RIYADH : L'Arabie saoudite, la Chine et le Qatar ont condamné mercredi l'extension des opérations militaires israéliennes à Gaza, avertissant que l'assaut violait le droit international et menaçait la stabilité régionale.

Dans une déclaration, le ministère saoudien des affaires étrangères a dénoncé ce qu'il a appelé "la poursuite des crimes" par les forces d'occupation israéliennes et a critiqué la communauté internationale pour son incapacité à prendre des mesures efficaces pour mettre fin à l'escalade.

Le Royaume a réaffirmé son rejet des actions qui portent atteinte au droit humanitaire international et a appelé à des efforts internationaux urgents pour mettre fin à la violence et assurer la protection des civils à Gaza.

Le ministère des affaires étrangères du Qatar a également condamné l'opération terrestre israélienne "dans les termes les plus forts", la qualifiant d'extension de la guerre contre le peuple palestinien et de "violation flagrante du droit international".

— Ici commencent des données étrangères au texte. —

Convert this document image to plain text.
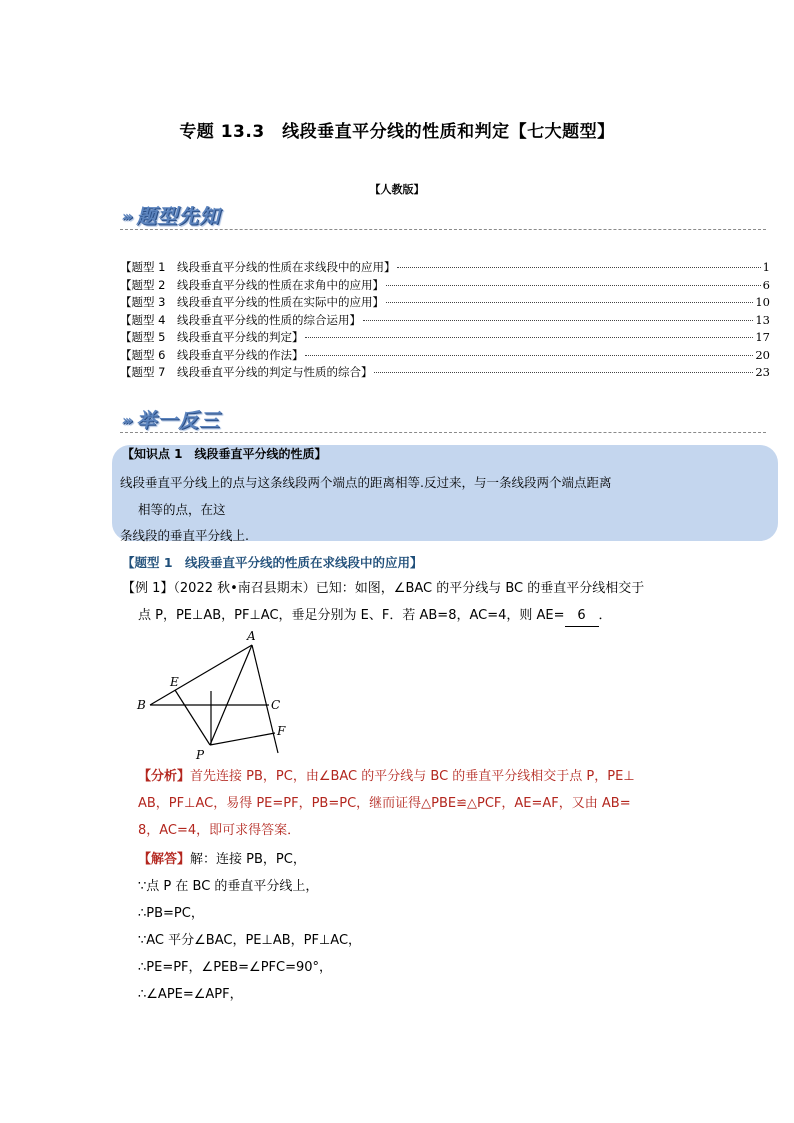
专题 13.3　线段垂直平分线的性质和判定【七大题型】
【人教版】
››› 题型先知
【题型 1　线段垂直平分线的性质在求线段中的应用】	1
【题型 2　线段垂直平分线的性质在求角中的应用】	6
【题型 3　线段垂直平分线的性质在实际中的应用】	10
【题型 4　线段垂直平分线的性质的综合运用】	13
【题型 5　线段垂直平分线的判定】	17
【题型 6　线段垂直平分线的作法】	20
【题型 7　线段垂直平分线的判定与性质的综合】	23
››› 举一反三
【知识点 1　线段垂直平分线的性质】
线段垂直平分线上的点与这条线段两个端点的距离相等.反过来，与一条线段两个端点距离
相等的点，在这
条线段的垂直平分线上.
【题型 1　线段垂直平分线的性质在求线段中的应用】
【例 1】（2022 秋•南召县期末）已知：如图，∠BAC 的平分线与 BC 的垂直平分线相交于
点 P，PE⊥AB，PF⊥AC，垂足分别为 E、F．若 AB=8，AC=4，则 AE= 6 ．
A
B	C
E
F
P
【分析】首先连接 PB，PC，由∠BAC 的平分线与 BC 的垂直平分线相交于点 P，PE⊥
AB，PF⊥AC，易得 PE=PF，PB=PC，继而证得△PBE≌△PCF，AE=AF，又由 AB=
8，AC=4，即可求得答案．
【解答】解：连接 PB，PC，
∵点 P 在 BC 的垂直平分线上，
∴PB=PC，
∵AC 平分∠BAC，PE⊥AB，PF⊥AC，
∴PE=PF，∠PEB=∠PFC=90°，
∴∠APE=∠APF，
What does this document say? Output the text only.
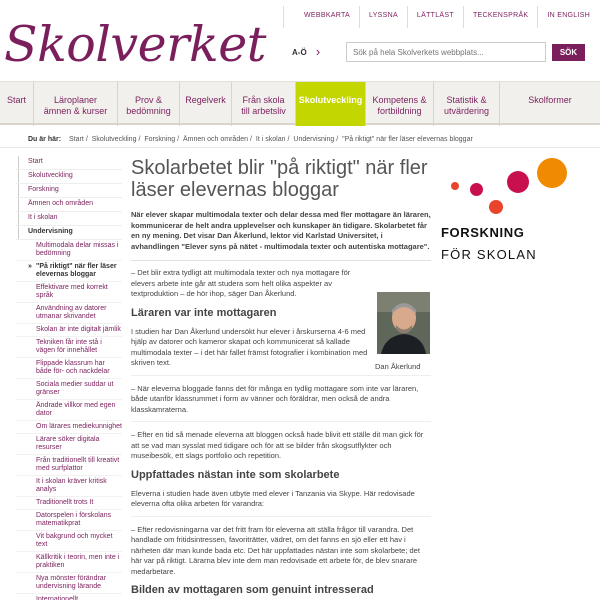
WEBBKARTA	LYSSNA	LÄTTLÄST	TECKENSPRÅK	IN ENGLISH
Skolverket	A-Ö ›
Sök på hela Skolverkets webbplats...	SÖK
Start	Läroplaner
ämnen & kurser
Prov &
bedömning
Regelverk	Från skola
till arbetsliv
Skolutveckling	Kompetens &
fortbildning
Statistik &
utvärdering
Skolformer
Du är här: Start / Skolutveckling / Forskning / Ämnen och områden / It i skolan / Undervisning / "På riktigt" när fler läser elevernas bloggar
Start
Skolutveckling
Forskning
Ämnen och områden
It i skolan
Undervisning
Multimodala delar missas i bedömning
» "På riktigt" när fler läser elevernas bloggar
Effektivare med korrekt språk
Användning av datorer utmanar skrivandet
Skolan är inte digitalt jämlik
Tekniken får inte stå i vägen för innehållet
Flippade klassrum har både för- och nackdelar
Sociala medier suddar ut gränser
Ändrade villkor med egen dator
Om lärares mediekunnighet
Lärare söker digitala resurser
Från traditionellt till kreativt med surfplattor
It i skolan kräver kritisk analys
Traditionellt trots It
Datorspelen i förskolans matematikprat
Vit bakgrund och mycket text
Källkritik i teorin, men inte i praktiken
Nya mönster förändrar undervisning lärande
Internationellt
Skolarbetet blir "på riktigt" när fler läser elevernas bloggar

När elever skapar multimodala texter och delar dessa med fler mottagare än läraren, kommunicerar de helt andra upplevelser och kunskaper än tidigare. Skolarbetet får en ny mening. Det visar Dan Åkerlund, lektor vid Karlstad Universitet, i avhandlingen "Elever syns på nätet - multimodala texter och autentiska mottagare".

– Det blir extra tydligt att multimodala texter och nya mottagare för elevers arbete inte går att studera som helt olika aspekter av textproduktion – de hör ihop, säger Dan Åkerlund.

Läraren var inte mottagaren

I studien har Dan Åkerlund undersökt hur elever i årskurserna 4-6 med hjälp av datorer och kameror skapat och kommunicerat så kallade multimodala texter – i det här fallet främst fotografier i kombination med skriven text.

– När eleverna bloggade fanns det för många en tydlig mottagare som inte var läraren, både utanför klassrummet i form av vänner och föräldrar, men också de andra klasskamraterna.

– Efter en tid så menade eleverna att bloggen också hade blivit ett ställe dit man gick för att se vad man sysslat med tidigare och för att se bilder från skogsutflykter och museibesök, ett slags portfolio och repetition.

Uppfattades nästan inte som skolarbete

Eleverna i studien hade även utbyte med elever i Tanzania via Skype. Här redovisade eleverna ofta olika arbeten för varandra:

– Efter redovisningarna var det fritt fram för eleverna att ställa frågor till varandra. Det handlade om fritidsintressen, favoriträtter, vädret, om det fanns en sjö eller ett hav i närheten där man kunde bada etc. Det här uppfattades nästan inte som skolarbete; det här var på riktigt. Lärarna blev inte dem man redovisade ett arbete för, de blev snarare medarbetare.

Bilden av mottagaren som genuint intresserad
Dan Åkerlund
FORSKNING
FÖR SKOLAN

Il a averti que les actions d'Israël compromettaient les perspectives de paix par des politiques de "colonisation, d'agression et de racisme", et a exhorté la communauté internationale à prendre des mesures décisives pour garantir le respect des résolutions internationales.

Le Qatar a réitéré son soutien à la cause palestinienne et à la création d'un État palestinien indépendant sur les frontières de 1967, avec Jérusalem-Est pour capitale.

À Pékin, le porte-parole du ministère chinois des affaires étrangères, Lin Jian, a déclaré que la Chine "s'oppose fermement à l'escalade des opérations militaires d'Israël à Gaza et condamne tous les actes qui portent atteinte aux civils et violent le droit international", en référence au bombardement de la ville de Gaza.